0087.首都の位置決定
 首都の位置の決定は国の歴史により、様々な方法で決定されている。
 中世から独立国家としての道を歩んできたイギリス・フランス・スペインなどは、王宮所在地がそのまま首都となっている。近世以降に建国または独立した国々では、政治的な思惑が絡んでいることが多いようである。アメリカ合衆国の場合、その首都を決める際に南と北の勢力を意識して、その境界線にあるワシントンに首都を建設。オーストラリアも独立に際して首都を決定することになったが、すでに暫定的な首都となっていたメルボルンと経済的な中心であったシドニーとの間の調整が難航し、その中間に位置するキャンベラを首都とし、その整備を行った。カナダも独立に際して、フランス系住民の多いケベック州を意識して、隣接するオンタリオ州との境界に当たるオタワに首都を建設した。

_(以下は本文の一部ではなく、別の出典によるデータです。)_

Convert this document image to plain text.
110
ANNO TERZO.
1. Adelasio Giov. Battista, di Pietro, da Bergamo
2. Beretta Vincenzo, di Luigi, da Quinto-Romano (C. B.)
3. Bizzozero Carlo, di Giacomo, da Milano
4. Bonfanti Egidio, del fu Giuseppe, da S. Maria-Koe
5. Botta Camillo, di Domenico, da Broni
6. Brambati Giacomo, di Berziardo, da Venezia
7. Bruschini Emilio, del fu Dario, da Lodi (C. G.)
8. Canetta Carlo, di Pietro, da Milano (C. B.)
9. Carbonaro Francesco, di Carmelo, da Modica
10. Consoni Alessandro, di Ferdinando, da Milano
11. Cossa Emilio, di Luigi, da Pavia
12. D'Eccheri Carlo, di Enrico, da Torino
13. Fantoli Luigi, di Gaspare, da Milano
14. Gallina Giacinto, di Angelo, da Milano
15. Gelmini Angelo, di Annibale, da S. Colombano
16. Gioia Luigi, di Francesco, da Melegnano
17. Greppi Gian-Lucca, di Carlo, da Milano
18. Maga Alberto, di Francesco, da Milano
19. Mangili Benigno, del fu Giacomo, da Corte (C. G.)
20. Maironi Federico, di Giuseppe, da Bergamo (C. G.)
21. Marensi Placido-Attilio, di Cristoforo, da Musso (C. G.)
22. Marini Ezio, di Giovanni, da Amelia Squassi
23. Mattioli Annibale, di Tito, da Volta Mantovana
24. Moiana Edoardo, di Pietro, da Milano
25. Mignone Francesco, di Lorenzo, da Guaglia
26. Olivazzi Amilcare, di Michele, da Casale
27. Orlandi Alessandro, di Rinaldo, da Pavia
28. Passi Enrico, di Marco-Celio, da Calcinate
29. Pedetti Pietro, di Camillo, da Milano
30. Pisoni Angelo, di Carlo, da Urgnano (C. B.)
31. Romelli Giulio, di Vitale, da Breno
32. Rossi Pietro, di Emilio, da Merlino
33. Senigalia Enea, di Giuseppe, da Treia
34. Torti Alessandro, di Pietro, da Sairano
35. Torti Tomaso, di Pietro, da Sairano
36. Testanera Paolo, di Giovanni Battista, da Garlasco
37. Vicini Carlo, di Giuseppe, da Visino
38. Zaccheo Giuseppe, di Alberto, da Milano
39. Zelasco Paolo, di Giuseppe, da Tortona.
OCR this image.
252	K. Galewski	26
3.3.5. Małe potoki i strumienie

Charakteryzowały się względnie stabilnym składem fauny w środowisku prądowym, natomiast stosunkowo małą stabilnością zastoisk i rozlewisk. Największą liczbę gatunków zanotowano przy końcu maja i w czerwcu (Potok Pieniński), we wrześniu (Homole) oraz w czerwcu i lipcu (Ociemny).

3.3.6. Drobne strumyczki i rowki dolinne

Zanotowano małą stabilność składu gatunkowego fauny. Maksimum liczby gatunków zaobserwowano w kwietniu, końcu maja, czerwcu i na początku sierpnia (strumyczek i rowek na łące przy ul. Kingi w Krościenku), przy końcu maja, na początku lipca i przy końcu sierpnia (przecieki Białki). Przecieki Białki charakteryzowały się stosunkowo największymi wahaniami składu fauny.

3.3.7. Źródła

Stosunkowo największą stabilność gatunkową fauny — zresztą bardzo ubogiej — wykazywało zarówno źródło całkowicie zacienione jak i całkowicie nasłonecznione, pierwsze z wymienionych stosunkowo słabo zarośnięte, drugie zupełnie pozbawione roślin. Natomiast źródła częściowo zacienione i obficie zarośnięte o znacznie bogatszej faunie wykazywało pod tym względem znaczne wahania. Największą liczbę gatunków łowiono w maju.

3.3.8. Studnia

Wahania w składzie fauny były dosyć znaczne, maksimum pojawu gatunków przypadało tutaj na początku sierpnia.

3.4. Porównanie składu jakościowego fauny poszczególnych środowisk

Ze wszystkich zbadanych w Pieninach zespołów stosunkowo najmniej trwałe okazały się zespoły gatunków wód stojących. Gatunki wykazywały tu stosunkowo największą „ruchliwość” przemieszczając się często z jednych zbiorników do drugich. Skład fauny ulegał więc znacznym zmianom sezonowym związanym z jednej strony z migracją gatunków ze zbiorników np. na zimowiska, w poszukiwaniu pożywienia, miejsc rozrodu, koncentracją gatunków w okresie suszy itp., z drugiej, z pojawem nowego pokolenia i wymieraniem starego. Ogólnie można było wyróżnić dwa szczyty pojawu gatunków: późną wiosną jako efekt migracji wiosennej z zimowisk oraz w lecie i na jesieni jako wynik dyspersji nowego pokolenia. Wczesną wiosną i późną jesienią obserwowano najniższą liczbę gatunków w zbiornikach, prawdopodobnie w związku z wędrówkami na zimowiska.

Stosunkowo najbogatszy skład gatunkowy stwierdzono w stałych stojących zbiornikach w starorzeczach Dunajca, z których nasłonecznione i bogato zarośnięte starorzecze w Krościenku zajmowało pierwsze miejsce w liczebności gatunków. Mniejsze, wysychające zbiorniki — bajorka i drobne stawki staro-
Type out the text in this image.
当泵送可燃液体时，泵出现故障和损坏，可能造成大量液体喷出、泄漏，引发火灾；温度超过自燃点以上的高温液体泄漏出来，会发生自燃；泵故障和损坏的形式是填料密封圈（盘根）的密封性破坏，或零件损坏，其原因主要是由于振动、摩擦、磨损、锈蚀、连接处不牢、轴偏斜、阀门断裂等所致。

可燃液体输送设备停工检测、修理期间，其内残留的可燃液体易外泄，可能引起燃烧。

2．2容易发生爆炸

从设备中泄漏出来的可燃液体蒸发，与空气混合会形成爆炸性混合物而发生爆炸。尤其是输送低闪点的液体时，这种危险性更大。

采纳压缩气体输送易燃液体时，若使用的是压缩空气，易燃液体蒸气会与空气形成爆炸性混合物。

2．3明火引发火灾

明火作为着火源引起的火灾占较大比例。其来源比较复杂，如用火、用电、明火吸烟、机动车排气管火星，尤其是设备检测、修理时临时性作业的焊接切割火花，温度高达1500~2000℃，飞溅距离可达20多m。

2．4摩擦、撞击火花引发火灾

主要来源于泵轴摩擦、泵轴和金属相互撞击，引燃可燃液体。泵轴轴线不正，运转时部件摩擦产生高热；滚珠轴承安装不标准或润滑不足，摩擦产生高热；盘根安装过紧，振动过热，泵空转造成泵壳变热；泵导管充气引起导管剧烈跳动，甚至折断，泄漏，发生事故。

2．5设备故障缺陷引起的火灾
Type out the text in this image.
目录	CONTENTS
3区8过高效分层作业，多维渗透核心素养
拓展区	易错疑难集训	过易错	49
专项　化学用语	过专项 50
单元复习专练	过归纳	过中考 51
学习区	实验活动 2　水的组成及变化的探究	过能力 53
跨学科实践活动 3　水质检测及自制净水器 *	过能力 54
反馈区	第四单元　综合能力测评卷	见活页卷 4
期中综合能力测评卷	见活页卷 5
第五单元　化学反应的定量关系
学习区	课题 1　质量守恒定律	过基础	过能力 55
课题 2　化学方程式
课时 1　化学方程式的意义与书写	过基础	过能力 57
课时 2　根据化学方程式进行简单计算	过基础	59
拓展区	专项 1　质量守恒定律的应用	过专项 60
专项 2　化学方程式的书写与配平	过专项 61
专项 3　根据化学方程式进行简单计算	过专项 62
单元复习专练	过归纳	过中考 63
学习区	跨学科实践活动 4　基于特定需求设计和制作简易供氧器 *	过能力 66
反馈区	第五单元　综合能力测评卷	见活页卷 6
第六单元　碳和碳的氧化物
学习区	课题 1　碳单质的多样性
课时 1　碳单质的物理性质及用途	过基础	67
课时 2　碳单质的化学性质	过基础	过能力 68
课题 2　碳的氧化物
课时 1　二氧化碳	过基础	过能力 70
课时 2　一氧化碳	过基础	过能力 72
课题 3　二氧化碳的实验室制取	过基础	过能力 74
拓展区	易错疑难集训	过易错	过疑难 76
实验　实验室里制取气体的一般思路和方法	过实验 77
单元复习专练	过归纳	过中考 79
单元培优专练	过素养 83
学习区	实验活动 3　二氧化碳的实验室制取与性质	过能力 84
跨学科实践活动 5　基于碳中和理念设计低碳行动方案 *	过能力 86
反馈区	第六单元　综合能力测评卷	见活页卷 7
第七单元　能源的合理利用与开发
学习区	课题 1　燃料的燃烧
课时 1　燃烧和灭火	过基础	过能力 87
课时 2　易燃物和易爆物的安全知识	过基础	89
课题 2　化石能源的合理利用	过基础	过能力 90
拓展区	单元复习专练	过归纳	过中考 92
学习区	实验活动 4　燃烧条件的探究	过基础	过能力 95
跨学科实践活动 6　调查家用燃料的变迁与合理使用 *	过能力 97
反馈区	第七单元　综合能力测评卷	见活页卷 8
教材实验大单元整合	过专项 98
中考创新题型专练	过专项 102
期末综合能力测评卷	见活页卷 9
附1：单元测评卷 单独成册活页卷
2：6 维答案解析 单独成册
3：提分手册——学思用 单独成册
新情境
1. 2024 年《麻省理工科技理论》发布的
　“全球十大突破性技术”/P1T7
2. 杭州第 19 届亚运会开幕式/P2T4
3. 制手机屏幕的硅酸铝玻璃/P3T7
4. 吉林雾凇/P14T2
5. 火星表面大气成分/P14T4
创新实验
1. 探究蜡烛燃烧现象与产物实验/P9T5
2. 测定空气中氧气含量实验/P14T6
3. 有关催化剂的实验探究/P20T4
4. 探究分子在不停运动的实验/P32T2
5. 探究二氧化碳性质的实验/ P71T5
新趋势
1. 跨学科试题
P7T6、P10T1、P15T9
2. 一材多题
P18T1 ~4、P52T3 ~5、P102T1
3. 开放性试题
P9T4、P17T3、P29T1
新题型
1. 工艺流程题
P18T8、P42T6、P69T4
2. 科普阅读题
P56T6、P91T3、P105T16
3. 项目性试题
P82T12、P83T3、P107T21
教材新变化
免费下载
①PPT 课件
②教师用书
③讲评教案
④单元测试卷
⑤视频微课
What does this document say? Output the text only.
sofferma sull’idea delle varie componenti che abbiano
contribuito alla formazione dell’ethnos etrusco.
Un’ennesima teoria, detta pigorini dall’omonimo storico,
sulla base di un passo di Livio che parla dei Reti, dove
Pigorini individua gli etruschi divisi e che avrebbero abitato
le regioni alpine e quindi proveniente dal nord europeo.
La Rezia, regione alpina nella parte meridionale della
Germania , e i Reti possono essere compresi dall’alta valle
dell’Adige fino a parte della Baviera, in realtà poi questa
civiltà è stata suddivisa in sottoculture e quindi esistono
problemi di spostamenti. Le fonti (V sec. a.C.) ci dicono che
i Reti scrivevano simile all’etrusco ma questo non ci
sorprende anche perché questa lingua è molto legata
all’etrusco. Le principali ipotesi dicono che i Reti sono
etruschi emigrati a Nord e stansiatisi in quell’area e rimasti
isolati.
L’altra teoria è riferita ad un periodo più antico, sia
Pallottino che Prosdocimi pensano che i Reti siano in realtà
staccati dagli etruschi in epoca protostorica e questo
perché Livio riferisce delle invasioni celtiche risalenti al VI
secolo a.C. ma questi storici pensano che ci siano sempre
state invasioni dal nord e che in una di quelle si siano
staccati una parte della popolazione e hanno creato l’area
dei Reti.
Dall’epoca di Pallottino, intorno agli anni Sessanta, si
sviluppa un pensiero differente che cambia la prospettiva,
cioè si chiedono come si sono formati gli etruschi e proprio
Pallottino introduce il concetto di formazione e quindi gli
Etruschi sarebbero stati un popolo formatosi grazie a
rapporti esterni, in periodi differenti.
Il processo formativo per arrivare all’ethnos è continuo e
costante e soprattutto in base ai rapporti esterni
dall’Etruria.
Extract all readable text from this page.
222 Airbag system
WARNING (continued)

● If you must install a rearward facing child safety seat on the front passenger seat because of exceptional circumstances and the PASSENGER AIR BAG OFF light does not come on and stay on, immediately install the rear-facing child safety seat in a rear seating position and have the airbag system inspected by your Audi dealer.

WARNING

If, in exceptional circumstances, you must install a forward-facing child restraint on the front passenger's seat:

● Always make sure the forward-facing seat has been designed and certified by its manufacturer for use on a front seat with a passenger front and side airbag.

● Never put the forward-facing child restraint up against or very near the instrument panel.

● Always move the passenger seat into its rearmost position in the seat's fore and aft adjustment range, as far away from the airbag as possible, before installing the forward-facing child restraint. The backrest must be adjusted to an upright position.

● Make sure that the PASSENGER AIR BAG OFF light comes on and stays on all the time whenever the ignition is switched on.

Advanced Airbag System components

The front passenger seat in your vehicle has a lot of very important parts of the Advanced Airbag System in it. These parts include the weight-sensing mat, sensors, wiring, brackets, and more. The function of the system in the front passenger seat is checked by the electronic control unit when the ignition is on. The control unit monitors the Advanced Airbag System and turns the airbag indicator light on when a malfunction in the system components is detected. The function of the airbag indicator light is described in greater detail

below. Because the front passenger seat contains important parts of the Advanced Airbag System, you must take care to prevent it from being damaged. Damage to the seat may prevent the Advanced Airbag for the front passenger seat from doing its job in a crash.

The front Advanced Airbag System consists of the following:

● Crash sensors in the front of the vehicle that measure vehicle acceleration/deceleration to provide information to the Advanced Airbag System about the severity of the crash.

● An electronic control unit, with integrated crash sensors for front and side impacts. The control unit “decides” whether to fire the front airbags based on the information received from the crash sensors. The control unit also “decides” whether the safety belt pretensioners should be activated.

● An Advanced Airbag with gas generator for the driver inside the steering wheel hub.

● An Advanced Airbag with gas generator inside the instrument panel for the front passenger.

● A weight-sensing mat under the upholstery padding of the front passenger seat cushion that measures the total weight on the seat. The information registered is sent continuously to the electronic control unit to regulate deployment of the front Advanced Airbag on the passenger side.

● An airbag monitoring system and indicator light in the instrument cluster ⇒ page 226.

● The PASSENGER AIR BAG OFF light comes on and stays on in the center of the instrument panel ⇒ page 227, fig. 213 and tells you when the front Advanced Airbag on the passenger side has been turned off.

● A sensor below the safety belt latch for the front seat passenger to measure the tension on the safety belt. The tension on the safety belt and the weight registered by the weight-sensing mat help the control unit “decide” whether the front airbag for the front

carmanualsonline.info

 新大陸の三つの首都決定の事例はいずれもそれぞれの最大規模の都市(ニューヨーク、シドニー、トロント)と異なった位置に首都を置き、政治・行政の中心機能と経済の中心機能を分離し、それぞれの機能を高めようとしている。
 またブラジルのように、もともと繁栄していた地域から、内陸の開発促進を目的として未開の地に新しく首都を建設した例もある。